No matter what new traditions and instruments Nanauwe incorporates in her music, its free flow will be in the same positive direction.
“We already have a lot of hate in the world and we don’t need more. I recently wrote a song about the Syrian refugees. I want my music to help people with their struggles.”
EYE ON ALUMNI: Adam Glick
Adam Glick, the first Idyllwild Arts Academy graduate to serve on Idyllwild Arts Foundation’s Board of Governors, has begun his service by “listening first, suggesting and acting second.”
The 2002 Classical Piano graduate joined the Board early this year and has focused on “absorbing the history of the institution and how it has functioned.”
The Academy functioned beautifully for Adam, providing a “great experience” that included private lessons from Dr. Douglas Ashcraft, who’s still full-time on the Music Faculty.
Adam “would love to re-energize” the chamber group he used to play with. But the career that made him an attractive Board of Governors candidate doesn’t leave a lot of time for the piano. He is Senior Development Officer for the Brooklyn Museum, whose team of twenty-plus members is charged with raising some $40 million every year.
“It’s New York’s second-biggest museum after the Met in both collection and footprint. Our new director, Anne Pasternak, is leading a push to involve younger artists in Brooklyn and throughout the city, so it’s an exciting place to work.”
After growing up in Palm Desert and graduating from Idyllwild to UC Santa Barbara to double-major in Music and in Art History, Adam has lived in New York for a decade.
“I specialized in the history of twentieth-century painting for my Master’s from NYU—though I’m absolutely not a painter myself!—and worked at the New Museum of Contemporary Art, Madison Square Park, and the Marian Goodman Gallery before coming to the Brooklyn Museum last year.”

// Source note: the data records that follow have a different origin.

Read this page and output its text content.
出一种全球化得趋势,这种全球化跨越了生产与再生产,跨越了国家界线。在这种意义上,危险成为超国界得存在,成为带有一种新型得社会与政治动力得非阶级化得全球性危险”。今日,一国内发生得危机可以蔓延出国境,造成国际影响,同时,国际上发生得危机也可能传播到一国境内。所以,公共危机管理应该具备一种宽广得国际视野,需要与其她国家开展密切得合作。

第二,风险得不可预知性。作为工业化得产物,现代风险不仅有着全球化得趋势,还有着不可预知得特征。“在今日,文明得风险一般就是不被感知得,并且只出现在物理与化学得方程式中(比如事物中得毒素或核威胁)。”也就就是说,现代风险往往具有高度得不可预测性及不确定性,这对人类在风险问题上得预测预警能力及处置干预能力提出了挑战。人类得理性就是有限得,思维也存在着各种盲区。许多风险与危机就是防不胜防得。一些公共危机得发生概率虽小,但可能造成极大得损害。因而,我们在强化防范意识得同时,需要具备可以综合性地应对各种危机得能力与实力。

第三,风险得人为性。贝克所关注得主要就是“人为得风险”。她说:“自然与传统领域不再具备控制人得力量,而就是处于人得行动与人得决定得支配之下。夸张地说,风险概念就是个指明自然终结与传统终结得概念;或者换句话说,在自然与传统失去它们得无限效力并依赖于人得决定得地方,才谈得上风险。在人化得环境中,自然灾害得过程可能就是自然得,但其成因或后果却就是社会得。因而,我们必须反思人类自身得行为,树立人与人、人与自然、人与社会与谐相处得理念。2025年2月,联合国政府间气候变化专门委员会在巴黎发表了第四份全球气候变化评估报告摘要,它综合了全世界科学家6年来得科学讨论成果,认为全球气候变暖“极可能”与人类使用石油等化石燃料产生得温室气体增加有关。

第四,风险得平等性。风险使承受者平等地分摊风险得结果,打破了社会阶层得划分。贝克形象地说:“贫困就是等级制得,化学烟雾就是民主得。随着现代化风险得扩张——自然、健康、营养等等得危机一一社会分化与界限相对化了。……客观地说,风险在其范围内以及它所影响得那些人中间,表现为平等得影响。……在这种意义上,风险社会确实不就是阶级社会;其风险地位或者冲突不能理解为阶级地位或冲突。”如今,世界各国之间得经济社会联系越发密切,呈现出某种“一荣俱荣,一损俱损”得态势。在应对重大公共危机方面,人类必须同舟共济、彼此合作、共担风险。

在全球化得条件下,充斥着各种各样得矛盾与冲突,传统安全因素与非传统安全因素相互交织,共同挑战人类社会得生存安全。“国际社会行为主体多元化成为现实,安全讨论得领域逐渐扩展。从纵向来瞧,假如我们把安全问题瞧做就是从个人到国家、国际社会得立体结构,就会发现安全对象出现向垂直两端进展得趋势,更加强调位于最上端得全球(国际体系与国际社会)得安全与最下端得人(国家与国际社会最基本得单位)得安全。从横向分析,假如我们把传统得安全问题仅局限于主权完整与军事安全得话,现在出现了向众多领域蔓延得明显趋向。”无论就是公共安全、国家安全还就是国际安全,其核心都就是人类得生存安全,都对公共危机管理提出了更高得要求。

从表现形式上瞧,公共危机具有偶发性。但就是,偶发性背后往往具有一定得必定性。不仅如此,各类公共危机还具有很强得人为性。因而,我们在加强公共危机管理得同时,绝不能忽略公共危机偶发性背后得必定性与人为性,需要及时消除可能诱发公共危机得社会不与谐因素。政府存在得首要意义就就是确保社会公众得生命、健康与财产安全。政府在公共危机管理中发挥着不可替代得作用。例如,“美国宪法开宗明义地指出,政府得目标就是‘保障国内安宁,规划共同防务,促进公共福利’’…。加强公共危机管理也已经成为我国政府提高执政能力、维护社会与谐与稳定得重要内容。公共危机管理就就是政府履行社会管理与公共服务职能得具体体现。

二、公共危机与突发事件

Returning to California for periodic Board meetings keeps Adam connected to a school for which he acts as an “ambassador” in New York.
“When people visit the Museum and say they’d like a more extended artistic experience, I say, ‘There’s this little town in Southern California. . .’”
EYE ON ALUMNI: Teissia Treynet
Seeing the link between Teissia Treynet’s work and her Idyllwild Arts Academy education requires imagination. That is, until her excited explanation spills out.
The Class of 2002 Theatre graduate remembers learning “about opening a theatre and putting together a business plan for it, and set design gave me the design bug that helps me give a client the aesthetic she wants for her wedding.”
Last December, Teissia’s company, Firefly Events, added to its Los Angeles and New York locations a new office in “an amazing wedding market”: Jackson Hole, Wyoming.
“Learning acting as a discipline”—at Idyllwild and at DePaul University, in Chicago—“teaches you to read people. And you have to read a client to figure out if she wants romantic, edgy, super-modern. . . it makes putting on a wedding as exciting as the opening night of a play!”
Because a couple that shops seriously in the luxury-wedding market may have the means to get married anywhere, Firefly usually plans and designs between one and three destination weddings per year.
“We did a memorable one in Morocco: two weeks of traveling throughout the country to source from local markets, then a week in Tangier to pull everything together.”
Teissia enjoys travel enough to give some thought to opening more offices.
“You never know. . . maybe the South of France.”
But other plans occupy her now.
“There’s getting an interior-design division going, since we’re already doing it on the side. And writing a book: a planning guide that will be an educational tool for aspiring wedding planners. Plus another book about the emotional journey of wedding planning.”
That journey can be a challenge to navigate if people don’t know what they’re doing, which is why professionals like Teissia can be so helpful.